Saya terkagum ketika mendengar penjelasan dari seorang teman Kelas
Inspirasi bernama Yudi, seorang Engineer Pertambangan. Saat ini dia
sedang bertugas di somewhere pedalaman hutan Borneo. Yudi bercerita
tentang lapisan Batu Bara. Batubara adalah sebuah material batu yang
bisa dimanfaatkan untuk bahan bakar karena terdapat kandungan Kalori di
dalamnya. Batubara batuan merupakan batuan sedimen yang dapat terbakar,
terbentuk dari endapan organik yang unsur utamanya adalah sisa-sisa
tumbuhan dan terbentuk melalui proses pembatubaraan. Tumbuhan penyusun
batubara antara lain berasal dari kelas Alga, Silofita, Pteridofita, Gimnospermae, dan Aingiospermae (Diessel, 1981). Unsur-unsur utamanya terdiri dari karbon (C), hidrogen (H), dan oksigen (O).
Secara garis besar, pengklasifikasian batubara dapat dibagi menjadi
tiga kelas, dibagi berdasarkan uruta kedalaman posisinya di dalam perut
bumi:
1. Lignit
Adalah batubara yang terdapat pada lapisan paling atas, dan merupakan
batubara kelas rendah. Lignit merupakan batubara cokelat yang secara
fisik bersifat lunak karena mengandung 35-75% air di dalamnya. Batubara
jenis ini memiliki sedikit kalori.
2. Bituminus
Adalah batubara yang terdapat di lapisan tengah. Terbentuknya
batubara jenis Bituminus tentu saja lebih lama dibandingkan Lignit.
Bituminus mengandung senyawa Karbon antara 68-86% dengan kadar air
antara 8-10% dari keseluruhan beratnya. Kalori yang terdapat dalam
Bituminus cukup tinggi.
3. Antrasit
Adalah jenis batubara terbaik. Warnanya hitam mengkilat. Antrasit
mengandung kalori tinggi dengan kadar karbon antara 86-98% dan kadar air
kurang dari 8%. Antrasit berada di lapisan paling dalam di perut bumi
dan merupakan batubara kualitas terbaik di dunia.

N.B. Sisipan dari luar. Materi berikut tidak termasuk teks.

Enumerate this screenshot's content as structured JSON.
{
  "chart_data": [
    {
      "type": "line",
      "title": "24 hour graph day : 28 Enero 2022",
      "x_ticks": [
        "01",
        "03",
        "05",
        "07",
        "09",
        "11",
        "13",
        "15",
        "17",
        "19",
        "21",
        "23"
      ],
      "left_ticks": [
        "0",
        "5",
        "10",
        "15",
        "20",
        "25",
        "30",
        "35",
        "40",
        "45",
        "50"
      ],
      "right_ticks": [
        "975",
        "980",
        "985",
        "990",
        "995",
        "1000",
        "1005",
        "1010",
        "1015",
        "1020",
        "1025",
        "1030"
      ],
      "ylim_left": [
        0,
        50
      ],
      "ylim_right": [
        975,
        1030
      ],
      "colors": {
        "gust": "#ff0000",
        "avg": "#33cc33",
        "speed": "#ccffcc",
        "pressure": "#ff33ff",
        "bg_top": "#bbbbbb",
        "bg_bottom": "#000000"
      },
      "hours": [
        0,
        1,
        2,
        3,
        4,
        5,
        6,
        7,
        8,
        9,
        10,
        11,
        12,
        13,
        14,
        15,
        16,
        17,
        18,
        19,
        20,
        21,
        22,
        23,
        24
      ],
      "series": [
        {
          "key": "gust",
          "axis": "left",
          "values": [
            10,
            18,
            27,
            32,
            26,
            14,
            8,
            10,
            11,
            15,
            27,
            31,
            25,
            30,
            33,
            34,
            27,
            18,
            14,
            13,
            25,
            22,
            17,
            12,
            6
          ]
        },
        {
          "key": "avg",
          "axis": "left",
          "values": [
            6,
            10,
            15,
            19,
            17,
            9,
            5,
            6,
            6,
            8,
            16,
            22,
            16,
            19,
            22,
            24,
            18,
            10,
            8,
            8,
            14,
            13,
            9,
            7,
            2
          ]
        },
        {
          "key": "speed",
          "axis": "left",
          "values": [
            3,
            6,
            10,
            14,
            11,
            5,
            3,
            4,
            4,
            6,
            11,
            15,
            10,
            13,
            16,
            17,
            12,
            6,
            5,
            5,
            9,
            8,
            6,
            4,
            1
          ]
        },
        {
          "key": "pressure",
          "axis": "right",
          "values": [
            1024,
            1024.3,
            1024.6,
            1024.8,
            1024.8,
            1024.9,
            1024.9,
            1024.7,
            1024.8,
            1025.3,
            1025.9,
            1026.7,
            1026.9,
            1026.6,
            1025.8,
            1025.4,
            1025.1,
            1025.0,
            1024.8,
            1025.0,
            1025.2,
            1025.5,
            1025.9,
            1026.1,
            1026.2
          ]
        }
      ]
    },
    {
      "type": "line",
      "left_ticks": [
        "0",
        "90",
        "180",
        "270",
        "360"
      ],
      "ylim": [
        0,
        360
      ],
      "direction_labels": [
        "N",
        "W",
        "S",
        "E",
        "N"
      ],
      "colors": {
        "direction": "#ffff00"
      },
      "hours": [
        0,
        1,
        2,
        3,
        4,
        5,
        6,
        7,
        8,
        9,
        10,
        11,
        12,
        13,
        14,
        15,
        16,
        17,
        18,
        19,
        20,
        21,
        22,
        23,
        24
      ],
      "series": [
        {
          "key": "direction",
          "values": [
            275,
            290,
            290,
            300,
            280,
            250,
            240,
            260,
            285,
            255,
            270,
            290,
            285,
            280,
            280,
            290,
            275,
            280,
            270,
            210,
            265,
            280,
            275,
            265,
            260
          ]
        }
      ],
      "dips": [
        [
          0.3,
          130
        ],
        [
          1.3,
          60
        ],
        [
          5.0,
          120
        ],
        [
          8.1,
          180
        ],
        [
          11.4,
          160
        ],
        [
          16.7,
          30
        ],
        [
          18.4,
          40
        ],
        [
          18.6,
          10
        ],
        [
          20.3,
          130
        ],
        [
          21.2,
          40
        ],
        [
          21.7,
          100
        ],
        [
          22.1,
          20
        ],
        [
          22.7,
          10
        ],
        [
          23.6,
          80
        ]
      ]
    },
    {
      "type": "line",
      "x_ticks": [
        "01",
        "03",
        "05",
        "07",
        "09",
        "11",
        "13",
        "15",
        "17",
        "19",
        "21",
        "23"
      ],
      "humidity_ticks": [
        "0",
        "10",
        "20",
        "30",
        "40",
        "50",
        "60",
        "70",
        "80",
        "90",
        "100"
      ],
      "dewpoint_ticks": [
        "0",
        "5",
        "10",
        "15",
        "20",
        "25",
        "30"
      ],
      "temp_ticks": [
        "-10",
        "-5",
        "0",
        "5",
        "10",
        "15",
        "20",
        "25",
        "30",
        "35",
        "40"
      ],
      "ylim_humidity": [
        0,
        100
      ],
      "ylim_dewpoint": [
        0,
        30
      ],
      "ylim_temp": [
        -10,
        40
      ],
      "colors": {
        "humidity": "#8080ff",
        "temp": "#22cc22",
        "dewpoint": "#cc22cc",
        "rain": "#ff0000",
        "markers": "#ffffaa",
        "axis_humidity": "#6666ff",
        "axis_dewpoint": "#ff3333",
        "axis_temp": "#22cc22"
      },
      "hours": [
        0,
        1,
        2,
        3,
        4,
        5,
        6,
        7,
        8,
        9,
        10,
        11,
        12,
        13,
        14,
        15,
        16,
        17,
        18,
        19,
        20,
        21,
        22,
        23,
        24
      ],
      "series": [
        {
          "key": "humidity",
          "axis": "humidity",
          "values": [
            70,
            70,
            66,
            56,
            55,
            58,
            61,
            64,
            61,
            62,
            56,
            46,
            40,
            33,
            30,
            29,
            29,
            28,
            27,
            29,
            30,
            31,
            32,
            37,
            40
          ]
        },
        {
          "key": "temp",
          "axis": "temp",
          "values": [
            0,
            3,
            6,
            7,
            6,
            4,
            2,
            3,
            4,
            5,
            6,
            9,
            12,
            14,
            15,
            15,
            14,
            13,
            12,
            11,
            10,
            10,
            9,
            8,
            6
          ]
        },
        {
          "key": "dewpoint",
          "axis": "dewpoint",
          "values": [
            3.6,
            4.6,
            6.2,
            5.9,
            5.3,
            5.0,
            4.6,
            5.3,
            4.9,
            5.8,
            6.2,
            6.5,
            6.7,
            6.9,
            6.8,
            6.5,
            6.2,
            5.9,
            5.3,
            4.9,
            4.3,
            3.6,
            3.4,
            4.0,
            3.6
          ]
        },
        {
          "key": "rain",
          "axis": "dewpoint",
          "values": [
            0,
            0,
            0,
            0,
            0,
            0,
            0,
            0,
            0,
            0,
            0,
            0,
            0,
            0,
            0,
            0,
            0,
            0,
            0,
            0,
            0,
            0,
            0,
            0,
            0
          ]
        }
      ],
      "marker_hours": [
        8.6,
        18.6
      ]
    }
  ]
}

Untuk lebih jelasnya, berikut penjelasan melalui gambar:
Mendengar penjelasan ini, saya mencoba menganalogikannya dengan
konsep ‘memecah’ ide untuk berkarya komik (karena saya seorang komikus
:p ).
Terkadang saya bertanya-tanya, mengapa komik Dragon Ball bisa begitu sukses di pasar dunia?
Apa yang membuat ‘materi’ itu begitu menarik untuk dibaca?
Selama bertahun-tahun, saya mengulang pertanyaan itu terus menerus di
kepala sambil tidak berhenti melakukan riset atas objek komik itu.
Barulah belakangan ini saya menyadari alasannya. Dan ternyata, kunci
utamanya sangat sederhana.
Akira Toriyama, komikus yang melahirkan Dragon Ball
adalah seorang fisikawan sejati. Itulah hasil riset saya. Akira adalah
apprentice (murid) dari Osamu Tezuka, seorang komikus
legendaris yang melahirkan Astro Boy. Dari tangan Pak Osamu, terciptalah
karakter bocah setengah robot bernama Atom
yang terbit pertamakali di tahun 1951 di Jepang. Kemunculan Atom sebagai
seorang robot melalui komik Astro Boy telah menginspirasi anak-anak di
Jepang untuk bercita-cita menjadi ilmuwan Robotika. Tidak mengherankan
mengapa sekarang begitu banyak Ahli Robotika di negri itu. Inspirasi
tentang robot tersebut kemudian menular kepada komikus muda di masa itu
yang bernama Akira Toriyama. Saat itu, Akira sensei menciptakan sebuah
karya komik hasil dari pengembangan inspirasi ‘manusia robot’ karya
Osamu yang diberi judul ARALE. Seperti halnya Atom, Arale adalah
seorang gadis kecil yang sejatinya adalah robot. Bayangkan, begitu
dahsyatnya pengaruh Osamu hingga akhirnya menginspirasi Akira-sensei
untuk menciptakan karya yang sama.
Tidak berhenti sampai disitu, Akira Toriyama kemudian menciptakan
Dragon Ball. Setelah membaca ulang komik ini dari jilid 1 sampai 42,
barulah saya mengerti betapa jeniusnya Akira Toriyama itu.
Sadarkah kita bahwa setiap musuh Son Go Ku diambil dari penelitian science?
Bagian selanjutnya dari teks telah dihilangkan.